BA Painting student takeover: Alia Hamaoui exploring cultural identity
Hello! My name is Alia Hamaoui and I’m just finishing BA Painting at Camberwell College of Arts. I was born in France and lived in Beirut, Lebanon until I was 10. I then moved to Somerset, where I lived until coming to Camberwell. I came to Camberwell to do my foundation and originally I wanted to do my BA at Chelsea. But my tutors thought that Camberwell was the best place for me and they were completely right. The painting course has been great and I love Camberwell because it is such a close knit community!
My practice deals with the expanded field of painting, where I reconfigure and play with materials from a specific environment to consider their relationship to one another and to the premise of cultural identity. The notion of the relic is really important to my practice in how it can convey the atmosphere of a place or time within an object and how it suggests man’s attempt to carve and construct our own identity. I play with this by using the process of construction and deconstruction at the core of my practice. I am also concerned with how images have effected our perceptions of identity. I play with poor quality digital images, embedding them into sculptures and materials to suggest a lack of separation between the physical and the perceived.
The pieces that I have made for the degree show are a kind of relics that tell a ‘story’ of cultural identity from the perspective of a bath house. I’ve made soap sculptures, a print, a towel rack complete with towel and tiled structure based on a fountain wall, in order to suggest the sensory qualities of this environment. I wanted to play with the mystery that is normally associated to a heterotopia location and a socially divided location, so the work I have created all play with illusionistic qualities and have a very strong architectural grounding. I am ultimately trying to make an object or arrangement of materials that are particular enough that they can evoke their own sense of atmosphere.

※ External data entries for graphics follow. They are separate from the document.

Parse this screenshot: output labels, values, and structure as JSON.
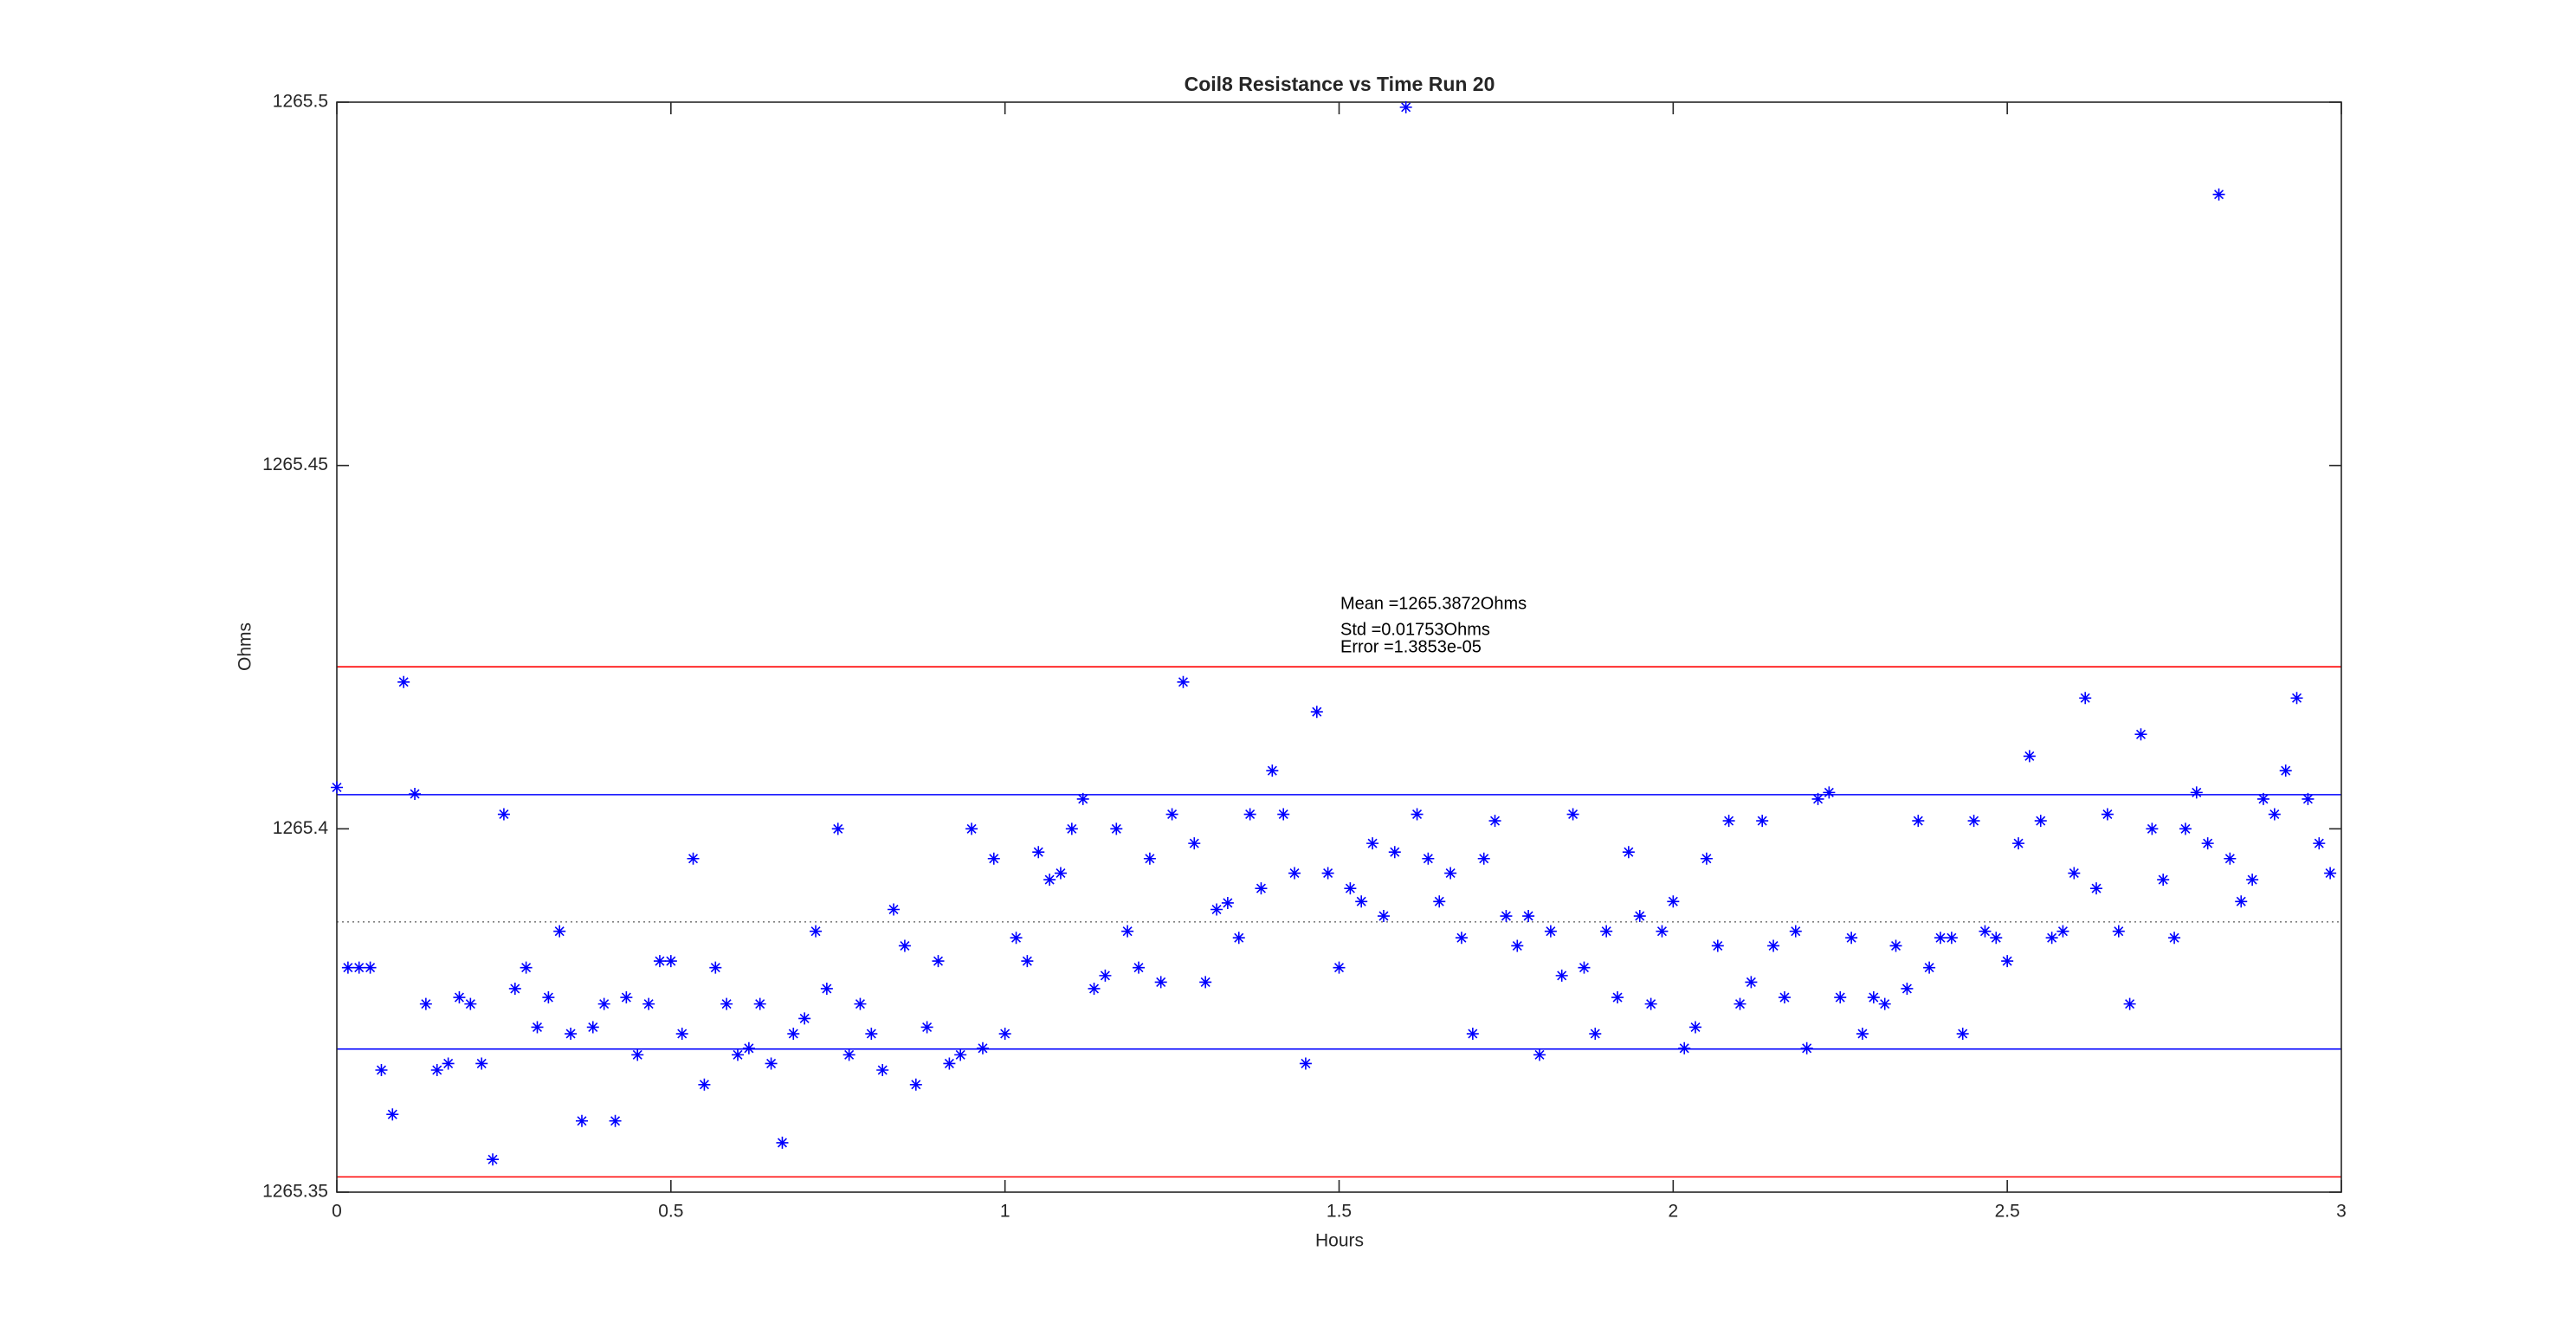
{
  "chart_data": {
    "type": "scatter",
    "title": "Coil8 Resistance vs Time Run 20",
    "x_label": "Hours",
    "y_label": "Ohms",
    "xlim": [
      0,
      3
    ],
    "xticks": [
      0,
      0.5,
      1,
      1.5,
      2,
      2.5,
      3
    ],
    "ylim": [
      1265.35,
      1265.5
    ],
    "yticks": [
      1265.35,
      1265.4,
      1265.45,
      1265.5
    ],
    "grid": false,
    "marker": "asterisk",
    "annotations": [
      "Mean =1265.3872Ohms",
      "Std =0.01753Ohms",
      "Error =1.3853e-05"
    ],
    "reference_lines": [
      {
        "value": 1265.4223,
        "color": "#ff0000",
        "style": "solid"
      },
      {
        "value": 1265.4047,
        "color": "#0000ff",
        "style": "solid"
      },
      {
        "value": 1265.3872,
        "color": "#808080",
        "style": "dotted"
      },
      {
        "value": 1265.3697,
        "color": "#0000ff",
        "style": "solid"
      },
      {
        "value": 1265.3521,
        "color": "#ff0000",
        "style": "solid"
      }
    ],
    "series": [
      {
        "color": "#0000ff",
        "x": [
          0,
          0.0167,
          0.0333,
          0.05,
          0.0667,
          0.0833,
          0.1,
          0.1167,
          0.1333,
          0.15,
          0.1667,
          0.1833,
          0.2,
          0.2167,
          0.2333,
          0.25,
          0.2667,
          0.2833,
          0.3,
          0.3167,
          0.3333,
          0.35,
          0.3667,
          0.3833,
          0.4,
          0.4167,
          0.4333,
          0.45,
          0.4667,
          0.4833,
          0.5,
          0.5167,
          0.5333,
          0.55,
          0.5667,
          0.5833,
          0.6,
          0.6167,
          0.6333,
          0.65,
          0.6667,
          0.6833,
          0.7,
          0.7167,
          0.7333,
          0.75,
          0.7667,
          0.7833,
          0.8,
          0.8167,
          0.8333,
          0.85,
          0.8667,
          0.8833,
          0.9,
          0.9167,
          0.9333,
          0.95,
          0.9667,
          0.9833,
          1,
          1.0167,
          1.0333,
          1.05,
          1.0667,
          1.0833,
          1.1,
          1.1167,
          1.1333,
          1.15,
          1.1667,
          1.1833,
          1.2,
          1.2167,
          1.2333,
          1.25,
          1.2667,
          1.2833,
          1.3,
          1.3167,
          1.3333,
          1.35,
          1.3667,
          1.3833,
          1.4,
          1.4167,
          1.4333,
          1.45,
          1.4667,
          1.4833,
          1.5,
          1.5167,
          1.5333,
          1.55,
          1.5667,
          1.5833,
          1.6,
          1.6167,
          1.6333,
          1.65,
          1.6667,
          1.6833,
          1.7,
          1.7167,
          1.7333,
          1.75,
          1.7667,
          1.7833,
          1.8,
          1.8167,
          1.8333,
          1.85,
          1.8667,
          1.8833,
          1.9,
          1.9167,
          1.9333,
          1.95,
          1.9667,
          1.9833,
          2,
          2.0167,
          2.0333,
          2.05,
          2.0667,
          2.0833,
          2.1,
          2.1167,
          2.1333,
          2.15,
          2.1667,
          2.1833,
          2.2,
          2.2167,
          2.2333,
          2.25,
          2.2667,
          2.2833,
          2.3,
          2.3167,
          2.3333,
          2.35,
          2.3667,
          2.3833,
          2.4,
          2.4167,
          2.4333,
          2.45,
          2.4667,
          2.4833,
          2.5,
          2.5167,
          2.5333,
          2.55,
          2.5667,
          2.5833,
          2.6,
          2.6167,
          2.6333,
          2.65,
          2.6667,
          2.6833,
          2.7,
          2.7167,
          2.7333,
          2.75,
          2.7667,
          2.7833,
          2.8,
          2.8167,
          2.8333,
          2.85,
          2.8667,
          2.8833,
          2.9,
          2.9167,
          2.9333,
          2.95,
          2.9667,
          2.9833
        ],
        "values": [
          1265.4057,
          1265.3809,
          1265.3809,
          1265.3809,
          1265.3668,
          1265.3607,
          1265.4202,
          1265.4048,
          1265.3759,
          1265.3668,
          1265.3677,
          1265.3768,
          1265.3759,
          1265.3677,
          1265.3545,
          1265.402,
          1265.378,
          1265.3809,
          1265.3727,
          1265.3768,
          1265.3859,
          1265.3718,
          1265.3598,
          1265.3727,
          1265.3759,
          1265.3598,
          1265.3768,
          1265.3689,
          1265.3759,
          1265.3818,
          1265.3818,
          1265.3718,
          1265.3959,
          1265.3648,
          1265.3809,
          1265.3759,
          1265.3689,
          1265.3698,
          1265.3759,
          1265.3677,
          1265.3568,
          1265.3718,
          1265.3739,
          1265.3859,
          1265.378,
          1265.4,
          1265.3689,
          1265.3759,
          1265.3718,
          1265.3668,
          1265.3889,
          1265.3839,
          1265.3648,
          1265.3727,
          1265.3818,
          1265.3677,
          1265.3689,
          1265.4,
          1265.3698,
          1265.3959,
          1265.3718,
          1265.385,
          1265.3818,
          1265.3968,
          1265.393,
          1265.3939,
          1265.4,
          1265.4041,
          1265.378,
          1265.3798,
          1265.4,
          1265.3859,
          1265.3809,
          1265.3959,
          1265.3789,
          1265.402,
          1265.4202,
          1265.398,
          1265.3789,
          1265.3889,
          1265.3898,
          1265.385,
          1265.402,
          1265.3918,
          1265.408,
          1265.402,
          1265.3939,
          1265.3677,
          1265.4161,
          1265.3939,
          1265.3809,
          1265.3918,
          1265.39,
          1265.398,
          1265.388,
          1265.3968,
          1265.4993,
          1265.402,
          1265.3959,
          1265.39,
          1265.3939,
          1265.385,
          1265.3718,
          1265.3959,
          1265.4011,
          1265.388,
          1265.3839,
          1265.388,
          1265.3689,
          1265.3859,
          1265.3798,
          1265.402,
          1265.3809,
          1265.3718,
          1265.3859,
          1265.3768,
          1265.3968,
          1265.388,
          1265.3759,
          1265.3859,
          1265.39,
          1265.3698,
          1265.3727,
          1265.3959,
          1265.3839,
          1265.4011,
          1265.3759,
          1265.3789,
          1265.4011,
          1265.3839,
          1265.3768,
          1265.3859,
          1265.3698,
          1265.4041,
          1265.405,
          1265.3768,
          1265.385,
          1265.3718,
          1265.3768,
          1265.3759,
          1265.3839,
          1265.378,
          1265.4011,
          1265.3809,
          1265.385,
          1265.385,
          1265.3718,
          1265.4011,
          1265.3859,
          1265.385,
          1265.3818,
          1265.398,
          1265.41,
          1265.4011,
          1265.385,
          1265.3859,
          1265.3939,
          1265.418,
          1265.3918,
          1265.402,
          1265.3859,
          1265.3759,
          1265.413,
          1265.4,
          1265.393,
          1265.385,
          1265.4,
          1265.405,
          1265.398,
          1265.4873,
          1265.3959,
          1265.39,
          1265.393,
          1265.4041,
          1265.402,
          1265.408,
          1265.418,
          1265.4041,
          1265.398,
          1265.3939
        ]
      }
    ]
  }
}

I started by just making loads of experiments and smaller works to test out new materials and how they work together. Its normally all quite shoddy at this point, but it’s pretty fun. I then try and figure out how to mash all these tested elements together. I normally do this by creating a sort of framework; sometimes I create a wood structure to make a more architectural surface to build these materials onto. I often have to get to a point when my practice is saturated with ideas and methods, so that I can start emptying out again and picking a specific avenue to explore.
My material choices are one of the most important parts of my practice. In this body of work for example, all the main materials chosen are used in order to evoke a bathroom or bath house world. So they tend to come out of a kind of conceptual framework. An image in some format is normally involved in the work that I make. So, I often think of how my materials choice can enhance a quality in the image that I want to evoke.
For example, in the piece ‘Steamy Gents’, the print is a tightly cropped image of a two men sitting in a pool in a bath house. The emphasis of the image is the plump bulbous bellies appearing out of the steam. I chose to print on two tapestry meshes overlaid, as the material allows for a kind of warping effect, that makes the image move as you walk around it. The material almost simulates the quality of the mist that is in the image, creating a relationship between the physical and the implied. But a lot of the time my pairing of materials and how I play with them is much more organic, and more processed based. I think the two soap blocks (Rejuvenated Excavation I and II) are perfect examples of this.
For this body of work, I have been using some moulding processes to make the tiles and soap works. I stayed clear from the traditional methods of making. So for example my tiles are made with plaster and sugar paper embedded, then varnished. This is instead of a traditional clay and glazed tile. The reason for this is it allows a certain freedom to make things when you are not concerned with if you are making them in the ‘correct’ manner, therefore you can develop your own method of making. There is also a lot to be learnt in that tradition too, so maybe that’s what I’ll spend the next year doing.
As well as very physical techniques I also use Photoshop and Sketchup . They are very good for trying to get a lot of ideas out quickly as it allows you to almost instantaneously visualise something.